What continues to become more mysterious and special about the discomfort Christ humanity can stir within me is that it is in these very special places of discomfort within me that Jesus longs to make his home. In the midst of my weakness, powerlessness, and frailty I find it more and more precious that God came to dwell with us and bring light and hope through something as ordinary and vulnerable as a baby.
This is a season to think and praise God for his humanity. It is a time to reflect on the power and glory of heaven emptying himself to become....a baby. One moment, Christ was sharing perfect, eternal, complete union with God the Father and the next he was growing within the womb of Mary. It is miraculous, mind-boggling, truly foolishness if we think about it through the world’s wisdom. But this wonderful miracle is exactly what allows us to now relate to Christ as brother.
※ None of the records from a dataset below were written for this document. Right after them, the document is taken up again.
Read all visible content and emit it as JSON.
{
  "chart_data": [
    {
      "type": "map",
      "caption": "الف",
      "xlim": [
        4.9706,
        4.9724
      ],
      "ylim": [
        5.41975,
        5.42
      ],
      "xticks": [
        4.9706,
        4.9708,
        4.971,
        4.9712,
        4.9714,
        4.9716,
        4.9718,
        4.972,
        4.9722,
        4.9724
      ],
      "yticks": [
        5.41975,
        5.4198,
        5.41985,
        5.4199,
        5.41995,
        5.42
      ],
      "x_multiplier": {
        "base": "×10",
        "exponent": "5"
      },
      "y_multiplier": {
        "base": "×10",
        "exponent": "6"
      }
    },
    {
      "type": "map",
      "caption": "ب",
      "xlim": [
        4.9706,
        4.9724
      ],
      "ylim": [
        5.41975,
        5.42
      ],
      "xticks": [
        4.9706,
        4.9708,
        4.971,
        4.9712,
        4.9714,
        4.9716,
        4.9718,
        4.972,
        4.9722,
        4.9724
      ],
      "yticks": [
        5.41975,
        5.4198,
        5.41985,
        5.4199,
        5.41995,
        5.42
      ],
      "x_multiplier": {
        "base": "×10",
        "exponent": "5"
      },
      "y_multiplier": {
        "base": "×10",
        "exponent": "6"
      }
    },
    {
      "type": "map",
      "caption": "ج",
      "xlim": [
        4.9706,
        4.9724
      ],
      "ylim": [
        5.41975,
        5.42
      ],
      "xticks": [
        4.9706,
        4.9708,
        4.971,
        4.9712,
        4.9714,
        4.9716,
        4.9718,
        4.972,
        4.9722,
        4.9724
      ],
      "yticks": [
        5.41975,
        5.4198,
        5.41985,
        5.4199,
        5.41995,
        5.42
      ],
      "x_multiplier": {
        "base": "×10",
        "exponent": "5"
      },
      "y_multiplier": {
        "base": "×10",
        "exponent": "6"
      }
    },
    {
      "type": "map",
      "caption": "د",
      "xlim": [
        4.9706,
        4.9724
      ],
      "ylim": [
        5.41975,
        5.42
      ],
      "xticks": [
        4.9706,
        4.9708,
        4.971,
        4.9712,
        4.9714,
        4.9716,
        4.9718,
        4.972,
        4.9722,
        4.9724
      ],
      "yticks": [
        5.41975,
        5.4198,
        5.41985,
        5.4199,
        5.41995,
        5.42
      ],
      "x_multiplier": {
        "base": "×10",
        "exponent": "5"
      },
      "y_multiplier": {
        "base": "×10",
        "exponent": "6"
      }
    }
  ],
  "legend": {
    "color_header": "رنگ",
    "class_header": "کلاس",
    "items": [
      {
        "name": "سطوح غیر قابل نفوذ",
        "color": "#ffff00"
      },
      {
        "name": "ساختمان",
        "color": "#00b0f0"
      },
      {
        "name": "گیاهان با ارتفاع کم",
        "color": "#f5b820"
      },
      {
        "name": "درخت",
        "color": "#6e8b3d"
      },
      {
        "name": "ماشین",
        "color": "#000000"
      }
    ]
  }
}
He is one who we do not just treasure because of his strength, power, and glory. He is also one we treasure because of his weakness, frailty, and suffering. The manger is where God dwells with us first and foremost as a naked and vulnerable newborn infant and he continues to be constrained by weakness and human limitations for the rest of his time on earth culminating in hanging on the cross 33 years later, naked and vulnerable.
In the midst of busy schedules, extra events, parties, bright lights, and overstimulated senses the soft glow of the manger whispers to us to come and kneel down before our God. The manger asks us to approach with all that makes us feel strong, competent, powerful and look into the face of our Savior- a weak, dependent, naked infant. It reminds us of our frailty and asks us to trust in this miraculous soft tender moment more then the best that we have to grasp for our own salvation.